Et il fait tourner autour de sa tête son bâton d’une manière formidable. Ses compagnons font de même. Ils donnent de si grands coups que bientôt quatorze Turcs gisent morts : les autres, remplis de terreur, sont refoulés hors des portes de la tour. Alors les vainqueurs poussèrent les verrous et levèrent le pont avec ses grandes chaînes.

Le combat n’en resta cependant pas là. Les Sarrasins furieux les attaquent en grand nombre ; ils lancent vers la tour leurs épieux et décochent sur les défenseurs leurs flèches aiguës. Ceux-ci se défendent en vaillants chevaliers et renversent les mécréants dans les fossés, où, pour le moins, ils se cassent le cou.

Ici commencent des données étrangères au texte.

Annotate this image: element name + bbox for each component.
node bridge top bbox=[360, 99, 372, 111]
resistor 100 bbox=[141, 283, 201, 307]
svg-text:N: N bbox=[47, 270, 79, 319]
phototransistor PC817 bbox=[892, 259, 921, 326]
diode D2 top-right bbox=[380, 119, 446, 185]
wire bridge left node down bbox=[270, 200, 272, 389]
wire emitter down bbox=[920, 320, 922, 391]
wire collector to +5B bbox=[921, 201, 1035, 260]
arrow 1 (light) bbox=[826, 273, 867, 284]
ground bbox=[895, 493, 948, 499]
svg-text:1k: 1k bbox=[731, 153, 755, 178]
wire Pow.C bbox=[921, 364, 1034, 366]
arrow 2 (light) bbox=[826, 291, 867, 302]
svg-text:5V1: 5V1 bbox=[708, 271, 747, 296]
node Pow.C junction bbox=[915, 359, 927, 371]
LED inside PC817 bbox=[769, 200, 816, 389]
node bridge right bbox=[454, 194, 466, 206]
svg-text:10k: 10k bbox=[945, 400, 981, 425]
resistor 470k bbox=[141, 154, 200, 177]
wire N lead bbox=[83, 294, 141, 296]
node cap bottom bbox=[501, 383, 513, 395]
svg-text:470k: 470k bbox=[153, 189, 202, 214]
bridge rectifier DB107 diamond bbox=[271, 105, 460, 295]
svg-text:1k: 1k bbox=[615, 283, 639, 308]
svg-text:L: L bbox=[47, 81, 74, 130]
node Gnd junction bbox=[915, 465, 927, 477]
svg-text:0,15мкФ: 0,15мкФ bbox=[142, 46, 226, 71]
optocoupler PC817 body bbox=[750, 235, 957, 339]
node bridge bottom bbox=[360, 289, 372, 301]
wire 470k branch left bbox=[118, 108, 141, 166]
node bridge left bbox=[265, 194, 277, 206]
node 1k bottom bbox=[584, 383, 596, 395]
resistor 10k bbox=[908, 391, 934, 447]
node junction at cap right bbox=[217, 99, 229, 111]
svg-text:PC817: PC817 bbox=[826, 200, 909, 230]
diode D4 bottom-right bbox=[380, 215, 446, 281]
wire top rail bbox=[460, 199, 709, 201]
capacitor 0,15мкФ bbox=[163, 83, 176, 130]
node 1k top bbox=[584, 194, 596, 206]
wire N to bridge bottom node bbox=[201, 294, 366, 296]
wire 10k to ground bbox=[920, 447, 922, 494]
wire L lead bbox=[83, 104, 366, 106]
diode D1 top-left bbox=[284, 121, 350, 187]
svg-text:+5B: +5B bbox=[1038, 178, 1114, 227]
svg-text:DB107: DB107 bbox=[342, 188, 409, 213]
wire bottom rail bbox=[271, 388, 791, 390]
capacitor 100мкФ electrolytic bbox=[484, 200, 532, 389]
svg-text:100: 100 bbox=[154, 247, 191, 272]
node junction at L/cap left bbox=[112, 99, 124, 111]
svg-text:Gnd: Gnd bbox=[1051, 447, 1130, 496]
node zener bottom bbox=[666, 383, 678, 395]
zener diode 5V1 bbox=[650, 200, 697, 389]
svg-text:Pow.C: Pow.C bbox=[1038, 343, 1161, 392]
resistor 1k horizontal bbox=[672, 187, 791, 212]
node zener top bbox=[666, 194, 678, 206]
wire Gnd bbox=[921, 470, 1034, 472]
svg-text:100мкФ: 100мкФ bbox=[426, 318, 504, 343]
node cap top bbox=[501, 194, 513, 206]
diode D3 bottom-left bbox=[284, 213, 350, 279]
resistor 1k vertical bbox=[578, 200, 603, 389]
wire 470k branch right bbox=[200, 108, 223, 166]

Quand Arragon vit cela, il devint presque fou de douleur et de colère. Il voulut se persuader que tout ce qu’il voyait n’était qu’une illusion, et s’adressant à la tour, il cria de sa voix la plus grosse :

— Es-tu bien là-haut, Guillaume Bras-de-fer ? Et le comte lui répondit :

— Certainement, j’y suis ; par notre valeur et avec l’aide de Dieu nous y sommes entrés. Pourquoi vous cacher plus longtemps mon nom ? Je suis venu ici pour vous espionner et j’ai réussi si bien, que je vous ai mis à la porte de Gloriette. Tout ce que vous pourrez faire, c’est de monter la garde devant cette tour, comme le berger garde son troupeau. Gardez-la bien, et vous en serez dignement récompensés.

Le courroux d’Arragon devint de la rage.